Tuesday, December 25, 2012

Pope Bites Dog!

After his speech Pope Benedict taped the latest episode of Pontiffs & Tiaras
On Friday, December 21, a wrinkly, delusional white man delivered a speech in which he tried to stem the tide of history with arguments based on fear and the kind of warped logic usually used by 10-year-olds to settle playground disputes. Oh, and some guy from the NRA had something to say, too.

Yes, Pope Benedict will be in an ugly papal sulk for a while because his state of the Catholic nation speech was kicked to the back pages by Wayne LaPierre's star turn for the NRA in Washington. The pope's speech was essentially a call to arms against gay marriage. Now, the Pope speaking out against gay marriage is just about as predictable as, say, the head of the NRA standing firm against proposals for gun control. As any politician would put it, they're simply appealing to their base. What was fascinating about the Pope's broadside was that he indicated an interest in cooperating with other faiths in the campaign against gay marriage. Really? And thus we get an object lesson in how the reactionary mind works in the endgame phase of a shift in a society's mores: resort to hysteria and ally yourself with anyone or anything that will buttress your cause.

The logic of monotheism dictates that the pope should be devoting his energies to either converting or castigating those of other faiths. At the very least you'd think he'd be more interested in battling secularism and atheism. But the papacy hasn't been up for a big challenge since the Crusades, and so they've reached a point where the dragon they've chosen to slay is a subset of a very small minority group. The fact that Benedict is willing to ally with other religions is the smoking gun proof of his hysteria and the bankruptcy of his ideas. His medieval predecessors would have roasted him on a spit for the heresy of cooperating with rabbis and mullahs. They might also have taken him aside and told him, sotto voce, that gay men and women should be directed towards a life in the Church, which is where families often sent children who seemed a bit different from the rest.

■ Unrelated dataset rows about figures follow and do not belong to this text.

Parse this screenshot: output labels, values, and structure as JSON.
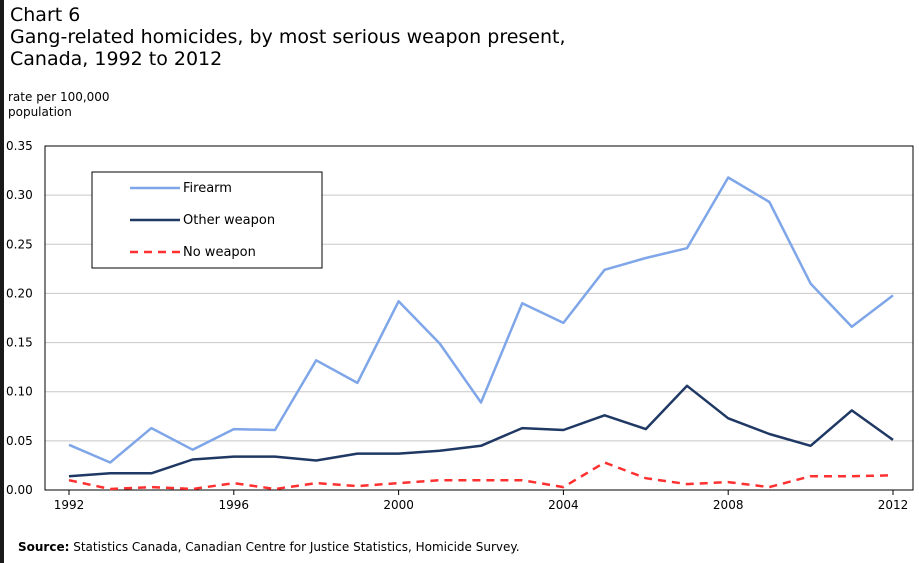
{
  "chart_label": "Chart 6",
  "title_line1": "Gang-related homicides, by most serious weapon present,",
  "title_line2": "Canada, 1992 to 2012",
  "ylabel_line1": "rate per 100,000",
  "ylabel_line2": "population",
  "source_label": "Source:",
  "source_text": "Statistics Canada, Canadian Centre for Justice Statistics, Homicide Survey.",
  "chart_data": {
    "type": "line",
    "title": "Gang-related homicides, by most serious weapon present, Canada, 1992 to 2012",
    "xlabel": "",
    "ylabel": "rate per 100,000 population",
    "x": [
      1992,
      1993,
      1994,
      1995,
      1996,
      1997,
      1998,
      1999,
      2000,
      2001,
      2002,
      2003,
      2004,
      2005,
      2006,
      2007,
      2008,
      2009,
      2010,
      2011,
      2012
    ],
    "xticks": [
      "1992",
      "1996",
      "2000",
      "2004",
      "2008",
      "2012"
    ],
    "yticks": [
      "0.00",
      "0.05",
      "0.10",
      "0.15",
      "0.20",
      "0.25",
      "0.30",
      "0.35"
    ],
    "ylim": [
      0,
      0.35
    ],
    "grid": true,
    "legend_position": "top-left",
    "series": [
      {
        "name": "Firearm",
        "color": "#7fa6e8",
        "dash": "solid",
        "values": [
          0.046,
          0.028,
          0.063,
          0.041,
          0.062,
          0.061,
          0.132,
          0.109,
          0.192,
          0.149,
          0.089,
          0.19,
          0.17,
          0.224,
          0.236,
          0.246,
          0.318,
          0.293,
          0.21,
          0.166,
          0.198
        ]
      },
      {
        "name": "Other weapon",
        "color": "#1f3864",
        "dash": "solid",
        "values": [
          0.014,
          0.017,
          0.017,
          0.031,
          0.034,
          0.034,
          0.03,
          0.037,
          0.037,
          0.04,
          0.045,
          0.063,
          0.061,
          0.076,
          0.062,
          0.106,
          0.073,
          0.057,
          0.045,
          0.081,
          0.051
        ]
      },
      {
        "name": "No weapon",
        "color": "#ff3030",
        "dash": "dashed",
        "values": [
          0.01,
          0.001,
          0.003,
          0.001,
          0.007,
          0.001,
          0.007,
          0.004,
          0.007,
          0.01,
          0.01,
          0.01,
          0.003,
          0.028,
          0.012,
          0.006,
          0.008,
          0.003,
          0.014,
          0.014,
          0.015
        ]
      }
    ]
  }
}
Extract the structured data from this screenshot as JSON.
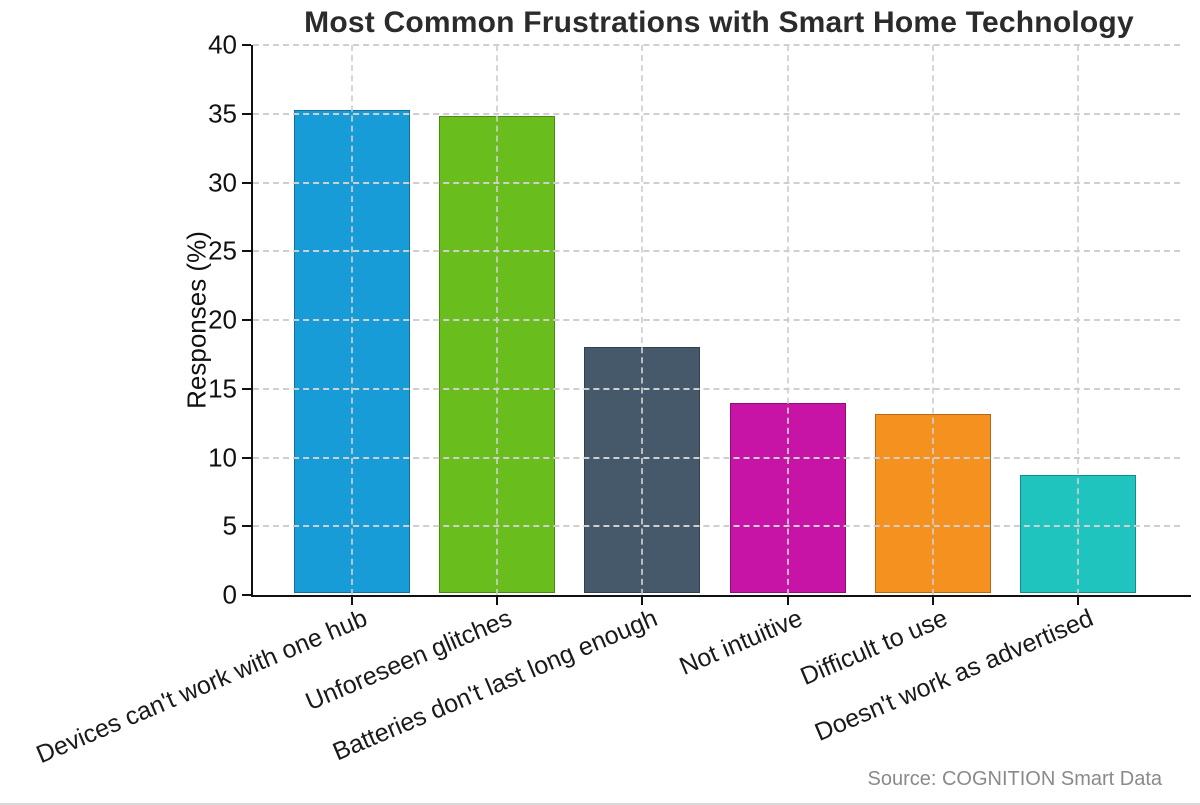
{
  "title": "Most Common Frustrations with Smart Home Technology",
  "source": "Source: COGNITION Smart Data",
  "colors": {
    "title_text": "#2b2b2b",
    "axis_text": "#111111",
    "grid": "#cfcfcf",
    "spine": "#111111",
    "source_text": "#8a8a8a",
    "background": "#ffffff"
  },
  "chart_data": {
    "type": "bar",
    "title": "Most Common Frustrations with Smart Home Technology",
    "xlabel": "",
    "ylabel": "Responses (%)",
    "categories": [
      "Devices can't work with one hub",
      "Unforeseen glitches",
      "Batteries don't last long enough",
      "Not intuitive",
      "Difficult to use",
      "Doesn't work as advertised"
    ],
    "values": [
      35.1,
      34.7,
      17.9,
      13.8,
      13.0,
      8.6
    ],
    "bar_colors": [
      "#189cd8",
      "#69be1e",
      "#46596b",
      "#c714a7",
      "#f5921f",
      "#20c4be"
    ],
    "ylim": [
      0,
      40
    ],
    "yticks": [
      0,
      5,
      10,
      15,
      20,
      25,
      30,
      35,
      40
    ],
    "grid": "both-dashed",
    "legend": "none",
    "xtick_rotation_deg": 23
  }
}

This kind of hysterical tilting at windmills often occurs when an elitist, hermetically-isolated institution begins to feel the winds of change. The USSR waged a low grade war against the intrusion of Western pop music in the 1970s; the Tea Party is the Republican Party's bug-eyed reaction to a non-white president; China got completely draconian when faced with the Falun Gong, a tepid quasi-religion; and the imprisonment of Pussy Riot shows how tight-assed Putin's Russia is when faced with the slightest criticism. It would seem that the more a regime realizes that it doesn't have a legitimate claim to power, or is due to exit stage right from the stage of history, the more likely it is to become a terrified bully, seeing dangerous mountains where there are only molehills.